Climate changes that do not involve rapid changes from one state to another can also be abrupt when considered from this human perspective.
Why do we care? A crucial consideration for climate change is the rate at which change occurs. One relevant rate is by comparison to the speed at which human societies or biological systems can react. It is easier to respond to sea level rise over a period of centuries than over a decade.
Abrupt climate change has occurred in the absence of human perturbation to the planet, but in today’s world, societies would be extremely vulnerable to rapid changes such as those seen in the past. There is an added concern that anthropogenic forcing might trigger an abrupt change.
This report addresses four types of abrupt change that have occurred in the past and which would have large impact on society:
(1) rapid change in glaciers, ice sheets, and hence sea level;
(2) widespread and sustained changes to the hydrologic cycle;
(3) abrupt change in the northward flow of warm, salty water in the upper layers of the Atlantic Ocean associated with the Atlantic Meridional Overturning Circulation (AMOC);
(4) rapid release to the atmosphere of methane trapped in permafrost and on continental margins.
The report is very important because it revisits recent progress in our understanding of abrupt climate change (observations and modeling), directly addressing aspects that were not included in the AR4 IPCC report. They conclude:
- It is likely (>66% likelihood) that the sea level rise in the 21st century due to melting of glaciers and polar ice sheets will be greater than predicted by the AR4 IPCC report (0.28-0.59 m, Table SPM1). The implications for coastal cities and low-lying countries are significant.
- It is likely (>66%) that the subtropics will both become increasingly arid and extend further poleward. This will lead to drier conditions in the subtropics and as far north as southwestern North America. Model projections indicate the transition to increased aridity may already be underway in these regions.
- While it is likely (>66%) that the AMOC will decrease in strength in the 21st century due to increased GHG concentrations, it is very unlikely (<10%) that it will undergo a collapse in that time. If the AMOC were to collapse, warming due to GHGs would likely avoid an ice age in northern Europe, but the consequences for precipitation patterns within the tropics and for marine ecosystems would be considerable. The collapsed AMOC was cartoonishly presented in the film “The day after tomorrow”. For a nice discussion see The Once and Future Circulation of the Ocean.
- It is very unlikely (<10%) that there will be a catastrophic release of methane from the continental shelf, permafrost, or from northern or tropical wetlands.

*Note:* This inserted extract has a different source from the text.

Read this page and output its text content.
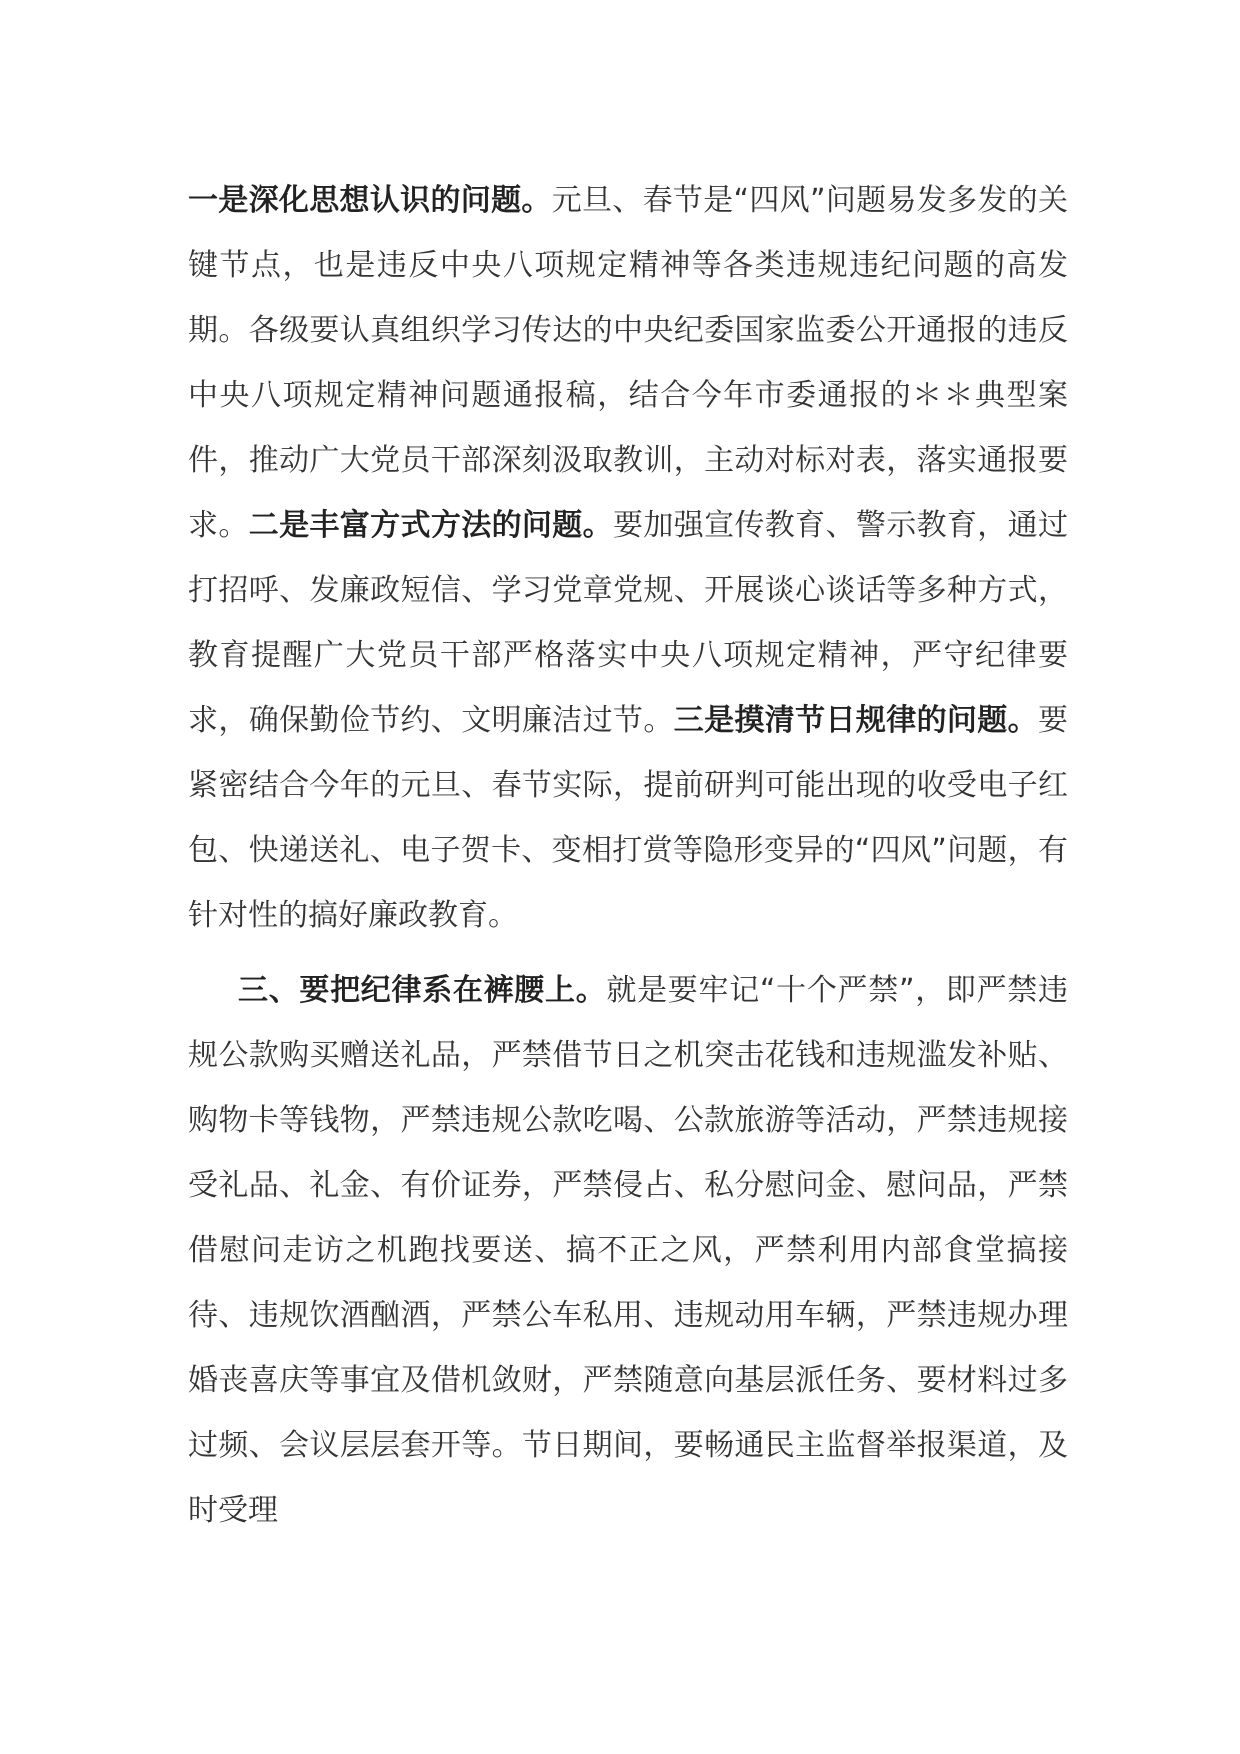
一是深化思想认识的问题。元旦、春节是“四风”问题易发多发的关键节点，也是违反中央八项规定精神等各类违规违纪问题的高发期。各级要认真组织学习传达的中央纪委国家监委公开通报的违反中央八项规定精神问题通报稿，结合今年市委通报的＊＊典型案件，推动广大党员干部深刻汲取教训，主动对标对表，落实通报要求。二是丰富方式方法的问题。要加强宣传教育、警示教育，通过打招呼、发廉政短信、学习党章党规、开展谈心谈话等多种方式，教育提醒广大党员干部严格落实中央八项规定精神，严守纪律要求，确保勤俭节约、文明廉洁过节。三是摸清节日规律的问题。要紧密结合今年的元旦、春节实际，提前研判可能出现的收受电子红包、快递送礼、电子贺卡、变相打赏等隐形变异的“四风”问题，有针对性的搞好廉政教育。

三、要把纪律系在裤腰上。就是要牢记“十个严禁”，即严禁违规公款购买赠送礼品，严禁借节日之机突击花钱和违规滥发补贴、购物卡等钱物，严禁违规公款吃喝、公款旅游等活动，严禁违规接受礼品、礼金、有价证券，严禁侵占、私分慰问金、慰问品，严禁借慰问走访之机跑找要送、搞不正之风，严禁利用内部食堂搞接待、违规饮酒酗酒，严禁公车私用、违规动用车辆，严禁违规办理婚丧喜庆等事宜及借机敛财，严禁随意向基层派任务、要材料过多过频、会议层层套开等。节日期间，要畅通民主监督举报渠道，及时受理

However it is very likely (>90%) that the rate of persistent emissions will increase due to anthropogenic warming. Methane is an extremely potent greenhouse gas. A massive release would accelerate warming precipitously.
The report scrupulously presents the uncertainties in assessing the likelihoods of these agents of abrupt climate change. Many of the processes involved are poorly understood or hard to measure. Consequently, the report also makes recommendations for research priorities, such as more extensive monitoring, modeling, and process studies, as well as synthesis efforts between observations, theory, and modeling.
For other comments on the report see Climate Progress and Bay and Environment. The Prometheus blog concluded from the report that we don’t know how fast sea level will rise in the 21st century. However, the report states clearly:
Inclusion of these ice-sheet and glacier processes into fu¬ture modeling experiments will likely lead to sea-level rise projections for the end of the 21st century that substantially exceed those presented in the Intergovernmental Panel on Climate Change fourth assessment report (IPCC AR4).